The Reserve Bank of India (RBI) has implemented revised norms requiring deposit-taking housing finance companies (HFCs) to maintain higher levels of liquid assets against their deposits.
Effective January 1, 2025, these companies must hold liquid assets equivalent to 14 per cent of their outstanding deposits. This includes 8 per cent in unencumbered approved securities, calculated as a percentage of public deposits, RBI notification gazetted on Tuesday said.
Furthermore, the RBI has mandated that by July 1, 2025, the total liquid assets requirement will increase to 15 per cent, including 10 per cent in unencumbered approved securities.
Prior to this update, deposit-taking HFCs were required to maintain 13 per cent of their public deposits as liquid assets. The phased increase to 15 per cent ensures a more robust liquidity framework, aiming to safeguard depositors’ interests and enhance financial stability.
As of March 2024, deposit-taking HFCs had mobilised deposits totalling ₹24,764 crore, a significant decline from ₹1,35,183 crore in March 2023. The drop in deposits reflects the shift in funding patterns among HFCs.
The RBI’s move aligns with its broader efforts to strengthen the regulatory framework for non-banking financial companies and mitigate risks in the housing finance sector.
Commenting on latest RBI notification, Anil Gupta, Senior VP & Co- group Head Financial Sector Ratings, ICRA said “Given that the total public deposits for HFCs stood at about ₹ 25,000 crore or about 2.5 per cent of their overall liabilities as on March 31, 2024, the proposed changes are unlikely to have a material impact on the HFCs”.
He said that the changes are made to harmonise the deposit taking norms for HFCs and NBFCs.
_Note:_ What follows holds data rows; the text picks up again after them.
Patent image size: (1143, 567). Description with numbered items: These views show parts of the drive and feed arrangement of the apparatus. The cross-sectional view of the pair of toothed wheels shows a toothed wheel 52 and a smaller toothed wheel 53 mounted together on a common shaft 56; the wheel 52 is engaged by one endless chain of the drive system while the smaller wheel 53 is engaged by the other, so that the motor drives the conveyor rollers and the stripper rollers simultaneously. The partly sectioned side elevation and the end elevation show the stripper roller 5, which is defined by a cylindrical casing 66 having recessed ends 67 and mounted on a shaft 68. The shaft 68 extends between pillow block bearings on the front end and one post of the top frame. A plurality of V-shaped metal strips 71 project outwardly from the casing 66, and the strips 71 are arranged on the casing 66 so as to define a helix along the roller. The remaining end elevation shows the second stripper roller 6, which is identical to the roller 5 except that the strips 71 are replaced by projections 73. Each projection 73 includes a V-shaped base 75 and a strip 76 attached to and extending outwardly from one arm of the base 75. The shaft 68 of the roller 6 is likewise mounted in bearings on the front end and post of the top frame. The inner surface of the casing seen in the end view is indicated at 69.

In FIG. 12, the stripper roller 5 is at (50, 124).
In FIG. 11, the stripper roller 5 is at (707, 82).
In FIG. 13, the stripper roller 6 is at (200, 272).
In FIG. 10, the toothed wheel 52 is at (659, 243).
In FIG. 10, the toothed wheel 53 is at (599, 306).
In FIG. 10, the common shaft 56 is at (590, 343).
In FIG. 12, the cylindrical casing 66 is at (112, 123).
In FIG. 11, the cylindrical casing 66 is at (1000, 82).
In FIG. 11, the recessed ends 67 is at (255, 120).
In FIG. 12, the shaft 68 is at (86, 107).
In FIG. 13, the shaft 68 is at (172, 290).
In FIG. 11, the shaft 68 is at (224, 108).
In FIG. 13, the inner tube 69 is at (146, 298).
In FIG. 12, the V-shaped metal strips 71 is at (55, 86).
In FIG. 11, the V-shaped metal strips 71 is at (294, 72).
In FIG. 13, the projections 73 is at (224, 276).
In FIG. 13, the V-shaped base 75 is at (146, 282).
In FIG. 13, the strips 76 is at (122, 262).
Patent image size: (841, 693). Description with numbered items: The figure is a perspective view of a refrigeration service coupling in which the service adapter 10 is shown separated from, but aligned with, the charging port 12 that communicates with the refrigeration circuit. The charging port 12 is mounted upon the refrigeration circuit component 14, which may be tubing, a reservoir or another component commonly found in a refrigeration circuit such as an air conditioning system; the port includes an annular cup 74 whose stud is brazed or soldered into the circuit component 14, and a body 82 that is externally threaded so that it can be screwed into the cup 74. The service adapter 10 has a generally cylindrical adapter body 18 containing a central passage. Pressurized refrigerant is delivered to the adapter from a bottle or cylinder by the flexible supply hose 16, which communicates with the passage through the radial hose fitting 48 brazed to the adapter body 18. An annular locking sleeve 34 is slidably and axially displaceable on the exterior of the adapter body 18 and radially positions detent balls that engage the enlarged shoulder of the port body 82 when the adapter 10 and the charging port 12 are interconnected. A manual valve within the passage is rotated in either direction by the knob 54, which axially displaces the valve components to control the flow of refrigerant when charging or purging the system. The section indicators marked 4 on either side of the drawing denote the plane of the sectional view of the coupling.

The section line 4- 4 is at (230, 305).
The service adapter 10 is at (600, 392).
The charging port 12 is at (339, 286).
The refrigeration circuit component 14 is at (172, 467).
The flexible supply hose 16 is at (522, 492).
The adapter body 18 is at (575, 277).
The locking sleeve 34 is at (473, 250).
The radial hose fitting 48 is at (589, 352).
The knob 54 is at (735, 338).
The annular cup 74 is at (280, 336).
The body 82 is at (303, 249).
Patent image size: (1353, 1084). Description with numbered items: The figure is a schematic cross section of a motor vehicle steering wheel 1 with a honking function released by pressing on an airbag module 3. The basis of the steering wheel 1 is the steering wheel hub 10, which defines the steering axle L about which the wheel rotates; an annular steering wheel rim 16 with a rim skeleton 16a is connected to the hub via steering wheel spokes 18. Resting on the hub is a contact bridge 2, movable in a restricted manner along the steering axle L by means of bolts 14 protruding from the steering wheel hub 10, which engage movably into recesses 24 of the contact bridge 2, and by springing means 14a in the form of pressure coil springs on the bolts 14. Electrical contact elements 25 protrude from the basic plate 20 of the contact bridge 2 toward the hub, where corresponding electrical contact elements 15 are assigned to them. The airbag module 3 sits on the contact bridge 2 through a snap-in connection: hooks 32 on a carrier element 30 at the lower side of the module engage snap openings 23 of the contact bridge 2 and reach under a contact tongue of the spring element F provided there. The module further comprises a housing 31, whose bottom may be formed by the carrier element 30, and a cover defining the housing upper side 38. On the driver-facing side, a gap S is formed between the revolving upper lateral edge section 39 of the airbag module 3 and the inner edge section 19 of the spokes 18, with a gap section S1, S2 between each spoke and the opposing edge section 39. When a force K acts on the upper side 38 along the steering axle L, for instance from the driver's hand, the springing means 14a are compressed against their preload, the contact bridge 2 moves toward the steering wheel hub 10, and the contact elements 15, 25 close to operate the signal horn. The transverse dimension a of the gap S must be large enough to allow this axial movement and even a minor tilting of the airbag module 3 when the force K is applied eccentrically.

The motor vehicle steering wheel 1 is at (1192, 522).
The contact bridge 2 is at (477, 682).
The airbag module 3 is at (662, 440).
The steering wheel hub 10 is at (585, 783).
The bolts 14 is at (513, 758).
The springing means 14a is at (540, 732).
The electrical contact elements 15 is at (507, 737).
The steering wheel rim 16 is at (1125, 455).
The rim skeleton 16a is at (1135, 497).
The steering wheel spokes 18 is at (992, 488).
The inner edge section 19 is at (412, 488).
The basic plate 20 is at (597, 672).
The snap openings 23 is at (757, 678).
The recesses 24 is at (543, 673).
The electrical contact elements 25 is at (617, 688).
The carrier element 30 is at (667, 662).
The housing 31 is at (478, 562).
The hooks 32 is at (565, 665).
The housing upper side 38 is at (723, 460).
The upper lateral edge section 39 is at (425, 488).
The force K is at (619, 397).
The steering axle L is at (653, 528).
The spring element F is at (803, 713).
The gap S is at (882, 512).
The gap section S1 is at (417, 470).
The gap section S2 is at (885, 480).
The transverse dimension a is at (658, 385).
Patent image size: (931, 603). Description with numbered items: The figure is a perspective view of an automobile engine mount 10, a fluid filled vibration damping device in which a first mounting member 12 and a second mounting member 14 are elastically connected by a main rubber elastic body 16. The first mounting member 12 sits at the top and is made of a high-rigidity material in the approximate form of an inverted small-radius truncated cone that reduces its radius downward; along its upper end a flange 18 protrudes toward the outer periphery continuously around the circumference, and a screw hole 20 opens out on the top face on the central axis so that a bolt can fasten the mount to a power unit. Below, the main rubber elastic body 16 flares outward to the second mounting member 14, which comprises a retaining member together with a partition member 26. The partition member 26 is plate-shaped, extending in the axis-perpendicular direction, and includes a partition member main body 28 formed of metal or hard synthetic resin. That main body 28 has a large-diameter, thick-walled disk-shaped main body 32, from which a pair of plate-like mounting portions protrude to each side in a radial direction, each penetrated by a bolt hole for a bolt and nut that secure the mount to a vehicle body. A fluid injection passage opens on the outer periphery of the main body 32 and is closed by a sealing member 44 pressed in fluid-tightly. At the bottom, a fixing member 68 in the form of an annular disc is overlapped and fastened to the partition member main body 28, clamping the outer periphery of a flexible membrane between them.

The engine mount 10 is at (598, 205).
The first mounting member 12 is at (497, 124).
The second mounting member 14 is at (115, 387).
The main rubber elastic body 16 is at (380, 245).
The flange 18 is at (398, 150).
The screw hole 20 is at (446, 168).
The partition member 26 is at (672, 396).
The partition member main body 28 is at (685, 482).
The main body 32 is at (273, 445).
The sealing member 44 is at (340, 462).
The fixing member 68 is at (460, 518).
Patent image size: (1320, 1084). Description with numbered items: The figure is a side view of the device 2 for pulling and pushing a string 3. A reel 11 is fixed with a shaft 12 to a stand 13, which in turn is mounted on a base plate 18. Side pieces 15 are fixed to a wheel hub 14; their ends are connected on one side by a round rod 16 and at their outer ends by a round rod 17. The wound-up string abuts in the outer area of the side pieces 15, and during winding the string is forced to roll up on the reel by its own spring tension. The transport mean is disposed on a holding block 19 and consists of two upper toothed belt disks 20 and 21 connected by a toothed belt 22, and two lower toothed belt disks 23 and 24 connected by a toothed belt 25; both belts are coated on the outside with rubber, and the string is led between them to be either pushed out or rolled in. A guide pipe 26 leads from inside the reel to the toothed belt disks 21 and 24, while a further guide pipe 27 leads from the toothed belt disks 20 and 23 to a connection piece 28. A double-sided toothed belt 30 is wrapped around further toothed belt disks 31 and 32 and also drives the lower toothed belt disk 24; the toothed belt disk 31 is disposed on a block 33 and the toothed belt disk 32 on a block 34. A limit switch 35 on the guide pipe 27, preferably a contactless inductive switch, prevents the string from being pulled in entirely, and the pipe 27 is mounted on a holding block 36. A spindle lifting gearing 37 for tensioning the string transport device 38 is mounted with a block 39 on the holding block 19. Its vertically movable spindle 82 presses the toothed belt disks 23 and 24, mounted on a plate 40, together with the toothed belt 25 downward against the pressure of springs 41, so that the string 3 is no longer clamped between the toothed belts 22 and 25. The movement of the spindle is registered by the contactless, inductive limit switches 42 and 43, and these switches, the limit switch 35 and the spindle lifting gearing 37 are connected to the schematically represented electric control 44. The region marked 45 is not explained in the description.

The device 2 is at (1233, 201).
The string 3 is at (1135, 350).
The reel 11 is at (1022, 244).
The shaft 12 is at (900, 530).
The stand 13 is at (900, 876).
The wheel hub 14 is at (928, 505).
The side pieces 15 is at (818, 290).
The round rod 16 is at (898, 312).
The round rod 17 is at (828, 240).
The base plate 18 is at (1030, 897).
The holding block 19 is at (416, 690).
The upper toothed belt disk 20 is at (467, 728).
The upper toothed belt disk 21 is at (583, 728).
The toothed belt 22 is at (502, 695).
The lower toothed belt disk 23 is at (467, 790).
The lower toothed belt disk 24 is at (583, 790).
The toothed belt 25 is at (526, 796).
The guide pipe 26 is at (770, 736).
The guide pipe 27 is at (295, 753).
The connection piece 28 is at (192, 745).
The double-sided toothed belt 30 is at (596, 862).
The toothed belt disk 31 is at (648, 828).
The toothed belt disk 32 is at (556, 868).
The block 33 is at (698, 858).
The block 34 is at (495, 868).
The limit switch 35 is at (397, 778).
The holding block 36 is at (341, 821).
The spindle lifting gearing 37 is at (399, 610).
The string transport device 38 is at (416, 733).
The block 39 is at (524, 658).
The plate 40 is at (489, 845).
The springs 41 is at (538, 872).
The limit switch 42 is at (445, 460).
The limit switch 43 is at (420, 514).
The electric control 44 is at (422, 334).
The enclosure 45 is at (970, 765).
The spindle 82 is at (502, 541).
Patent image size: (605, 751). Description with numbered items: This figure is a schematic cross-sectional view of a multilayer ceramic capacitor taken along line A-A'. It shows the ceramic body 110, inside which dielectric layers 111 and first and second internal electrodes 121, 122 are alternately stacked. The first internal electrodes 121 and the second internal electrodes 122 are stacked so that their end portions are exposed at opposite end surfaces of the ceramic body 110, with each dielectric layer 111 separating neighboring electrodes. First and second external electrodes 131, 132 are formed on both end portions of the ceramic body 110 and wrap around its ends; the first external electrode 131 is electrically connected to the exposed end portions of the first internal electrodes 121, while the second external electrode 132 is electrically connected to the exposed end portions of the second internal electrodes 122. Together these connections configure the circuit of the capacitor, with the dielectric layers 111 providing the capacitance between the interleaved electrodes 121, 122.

Srinath Sridharan, Corporate advisor, said that the issuance of this gazette notification is a logical progression in the broader strategy to harmonise the regulatory landscape governing HFCs and NBFCs.
Minimum capital
He noted that the RBI had in January last year issued a draft circular aimed at aligning the regulatory framework for HFCs with that of non-banking financial companies (NBFCs). This proposed harmonisation covers key aspects such as minimum capital requirements, deposit-taking norms, and other regulatory provisions.
Gupta highlighted that RBI has apart from changes in requirements to hold additional liquid assets, reduced the ceiling for public deposits to 1.5 times of net owned funds (from 3.0 times earlier) and maximum tenure of deposit was also reduced to 60 month (from 120 months earlier) to align these for HFCs with the norms applicable to NBFCs.